Graduate Student Seminar

September 20, 2024

12:45 p.m. ET

Wean Hall 7500

Can Unknown Materials Properties Be Accurately Predicted?

With several well-defined approximations, the density functional theory (DFT) provides the numerical solution for the many-body interactions in quantum mechanics.  DFT represents the outcome of those interactions and articulates that for a given system, there exists a ground-state configuration at 0 K that its energy is at its minimum value with a universal functional of the interacting electron gas density.  However, up to date, quantitative agreement between DFT-based predictions and experiments is lacking in the literature due to the primary focus of DFT on the ground-state configuration.  This bottom-up approach have not been able to capture all conceivable configurations that the system embraces at finite temperature as stipulated by the top-down Gibbs statistical mechanics.  On the other hand, Gibbs statistical mechanics does not include the entropy contributions from individual configurations.  Over the last two decades, we developed a multiscale entropy approach (recently termed as zentropy theory) that integrates DFT-based quantum mechanics and Gibbs statistical mechanics with the total energy of individual configurations replaced by their respective free energies.  Zentropy theory has demonstrated its capability to accurately predict entropy and free energy of magnetic materials and is being applied to liquid pure elements and compounds, ferroelectric materials and superconductors for their properties and phase transition behaviors.  Furthermore, in combination with the combined law for nonequilibrium systems developed by Hillert, the author developed the theory of cross phenomena beyond the phenomenological Onsager Theorem for irreversible thermodynamics.  The zentropy theory and theory of cross phenomena jointly provide quantitative predictive theories for experimental observables to be discussed in the presentation (https://doi.org/10.1088/1361-648X/ad4762).

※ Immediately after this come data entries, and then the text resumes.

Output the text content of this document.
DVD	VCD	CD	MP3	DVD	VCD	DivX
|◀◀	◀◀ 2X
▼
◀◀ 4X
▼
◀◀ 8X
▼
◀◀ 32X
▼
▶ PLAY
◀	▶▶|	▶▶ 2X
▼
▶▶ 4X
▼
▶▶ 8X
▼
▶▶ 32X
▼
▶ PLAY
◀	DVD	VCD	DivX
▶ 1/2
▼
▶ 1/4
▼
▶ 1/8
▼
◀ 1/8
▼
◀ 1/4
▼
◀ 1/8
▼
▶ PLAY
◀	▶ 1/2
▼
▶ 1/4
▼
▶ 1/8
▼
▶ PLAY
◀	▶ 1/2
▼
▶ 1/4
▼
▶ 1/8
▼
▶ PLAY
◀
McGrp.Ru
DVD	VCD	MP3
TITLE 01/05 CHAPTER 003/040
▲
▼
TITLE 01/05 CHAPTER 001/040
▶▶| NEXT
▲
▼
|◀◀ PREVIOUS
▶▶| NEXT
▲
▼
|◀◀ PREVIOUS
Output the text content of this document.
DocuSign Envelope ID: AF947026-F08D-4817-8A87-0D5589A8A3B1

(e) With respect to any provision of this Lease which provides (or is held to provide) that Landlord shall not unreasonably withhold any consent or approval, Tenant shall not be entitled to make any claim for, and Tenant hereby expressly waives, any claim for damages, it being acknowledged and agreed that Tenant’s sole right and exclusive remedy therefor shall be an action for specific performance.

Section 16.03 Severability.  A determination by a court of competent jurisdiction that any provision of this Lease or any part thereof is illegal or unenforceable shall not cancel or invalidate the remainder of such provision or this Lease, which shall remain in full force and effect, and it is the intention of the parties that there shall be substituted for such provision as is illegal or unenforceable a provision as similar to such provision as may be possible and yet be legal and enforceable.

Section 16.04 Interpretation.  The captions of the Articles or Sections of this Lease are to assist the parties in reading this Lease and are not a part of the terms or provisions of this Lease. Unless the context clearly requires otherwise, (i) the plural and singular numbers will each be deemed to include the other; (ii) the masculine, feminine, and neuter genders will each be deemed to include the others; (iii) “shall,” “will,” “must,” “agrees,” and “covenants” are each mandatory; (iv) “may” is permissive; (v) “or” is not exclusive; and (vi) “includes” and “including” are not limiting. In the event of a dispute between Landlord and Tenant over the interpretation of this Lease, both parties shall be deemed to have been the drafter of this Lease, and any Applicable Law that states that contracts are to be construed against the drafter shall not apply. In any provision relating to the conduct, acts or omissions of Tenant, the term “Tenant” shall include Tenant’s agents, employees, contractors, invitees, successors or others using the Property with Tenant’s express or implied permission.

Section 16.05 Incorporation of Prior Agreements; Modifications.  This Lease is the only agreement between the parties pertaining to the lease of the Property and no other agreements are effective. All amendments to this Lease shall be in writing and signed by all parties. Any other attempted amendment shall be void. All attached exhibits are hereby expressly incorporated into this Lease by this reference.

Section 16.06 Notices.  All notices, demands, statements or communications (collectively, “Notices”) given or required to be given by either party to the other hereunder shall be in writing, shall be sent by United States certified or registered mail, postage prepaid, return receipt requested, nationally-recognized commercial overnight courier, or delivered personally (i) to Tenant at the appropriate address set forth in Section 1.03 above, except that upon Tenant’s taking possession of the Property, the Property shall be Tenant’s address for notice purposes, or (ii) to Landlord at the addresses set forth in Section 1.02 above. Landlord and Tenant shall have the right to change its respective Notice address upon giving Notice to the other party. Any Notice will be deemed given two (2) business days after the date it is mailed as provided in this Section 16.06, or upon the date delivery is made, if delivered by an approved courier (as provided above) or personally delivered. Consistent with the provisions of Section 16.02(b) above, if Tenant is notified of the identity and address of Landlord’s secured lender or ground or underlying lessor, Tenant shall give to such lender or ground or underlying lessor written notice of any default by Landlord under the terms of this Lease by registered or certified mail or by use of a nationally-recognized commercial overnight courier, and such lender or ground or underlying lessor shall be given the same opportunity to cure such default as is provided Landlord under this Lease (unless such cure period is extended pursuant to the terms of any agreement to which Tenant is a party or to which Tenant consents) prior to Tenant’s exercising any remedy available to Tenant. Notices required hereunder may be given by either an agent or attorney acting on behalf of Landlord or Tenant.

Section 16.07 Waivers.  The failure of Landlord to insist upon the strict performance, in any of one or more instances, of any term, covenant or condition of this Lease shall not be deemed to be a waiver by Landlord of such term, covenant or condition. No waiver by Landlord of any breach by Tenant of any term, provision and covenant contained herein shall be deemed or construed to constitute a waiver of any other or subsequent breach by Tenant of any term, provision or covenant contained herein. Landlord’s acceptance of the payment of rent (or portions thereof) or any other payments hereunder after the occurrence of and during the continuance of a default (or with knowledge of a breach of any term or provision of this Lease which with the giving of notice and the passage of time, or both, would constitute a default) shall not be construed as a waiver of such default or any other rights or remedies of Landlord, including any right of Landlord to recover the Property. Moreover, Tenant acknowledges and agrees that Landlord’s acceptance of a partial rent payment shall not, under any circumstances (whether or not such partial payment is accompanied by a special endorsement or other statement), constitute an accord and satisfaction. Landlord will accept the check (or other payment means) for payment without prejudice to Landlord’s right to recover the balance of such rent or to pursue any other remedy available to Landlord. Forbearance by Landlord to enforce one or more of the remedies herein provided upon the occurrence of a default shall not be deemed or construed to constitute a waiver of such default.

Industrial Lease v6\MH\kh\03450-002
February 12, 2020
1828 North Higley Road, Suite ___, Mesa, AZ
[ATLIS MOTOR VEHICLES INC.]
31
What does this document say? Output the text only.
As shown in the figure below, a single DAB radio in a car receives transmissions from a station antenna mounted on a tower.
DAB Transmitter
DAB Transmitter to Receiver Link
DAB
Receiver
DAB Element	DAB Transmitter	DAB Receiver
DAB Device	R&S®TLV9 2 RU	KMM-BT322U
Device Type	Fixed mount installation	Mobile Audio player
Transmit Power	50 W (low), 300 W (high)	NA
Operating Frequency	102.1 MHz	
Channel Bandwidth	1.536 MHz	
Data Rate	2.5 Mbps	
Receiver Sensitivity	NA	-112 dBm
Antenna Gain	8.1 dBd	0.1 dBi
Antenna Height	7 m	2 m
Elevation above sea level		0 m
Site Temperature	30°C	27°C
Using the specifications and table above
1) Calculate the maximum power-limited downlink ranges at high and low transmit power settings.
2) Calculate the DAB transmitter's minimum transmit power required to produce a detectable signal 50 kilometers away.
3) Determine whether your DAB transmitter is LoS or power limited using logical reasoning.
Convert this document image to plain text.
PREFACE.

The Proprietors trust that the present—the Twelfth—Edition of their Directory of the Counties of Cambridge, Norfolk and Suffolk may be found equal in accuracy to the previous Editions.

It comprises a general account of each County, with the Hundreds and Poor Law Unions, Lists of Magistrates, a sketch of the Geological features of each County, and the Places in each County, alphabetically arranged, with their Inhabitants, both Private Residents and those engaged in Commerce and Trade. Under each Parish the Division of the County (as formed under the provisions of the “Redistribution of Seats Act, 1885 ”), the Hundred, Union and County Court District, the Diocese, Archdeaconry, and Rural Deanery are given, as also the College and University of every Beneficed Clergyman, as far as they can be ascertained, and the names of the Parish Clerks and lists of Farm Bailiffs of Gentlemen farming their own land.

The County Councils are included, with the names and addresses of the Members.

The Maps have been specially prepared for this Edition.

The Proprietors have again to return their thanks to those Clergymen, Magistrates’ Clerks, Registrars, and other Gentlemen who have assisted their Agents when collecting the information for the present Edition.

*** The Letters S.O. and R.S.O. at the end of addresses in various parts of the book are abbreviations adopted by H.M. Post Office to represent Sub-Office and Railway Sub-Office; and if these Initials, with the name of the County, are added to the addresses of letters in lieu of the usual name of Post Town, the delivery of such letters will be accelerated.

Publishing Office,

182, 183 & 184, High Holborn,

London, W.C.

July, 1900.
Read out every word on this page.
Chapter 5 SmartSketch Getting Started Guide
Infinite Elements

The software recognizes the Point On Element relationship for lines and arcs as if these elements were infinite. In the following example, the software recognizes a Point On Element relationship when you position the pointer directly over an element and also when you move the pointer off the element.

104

Zi-Kui Liu, Dorothy Pate Enright Professor, Department of Materials Science and Engineering, Pennsylvania State University

Zi-Kui LiuLiu received a bachelor's degree from Central South University (China), a master's degree from the University of Science and Technology Beijing (China), and a doctorate from the Royal Swedish Institute of Technology (Sweden). He worked at the Royal Institute of Technology, the University of Wisconsin-Madison, and QuesTeck Innovation before joining the Pennsylvania State University in 1999. Prof. Liu has been the editor-in-chief of the "CALPHAD" journal since 2000 and coined the term "Materials Genome" in 2002. Prof. Liu developed the "zentropy theory" and the "theory of cross phenomena", published 650+ papers, and graduated 35 PhDs. He was the leading author of the textbook "Computational Thermodynamics of Materials" and edited two-volume reference books titled "Zentropy". Prof. Liu is a Fellow of ASM International and TMS and served as the 100th President of ASM International and was on the board of TMS and ASM International.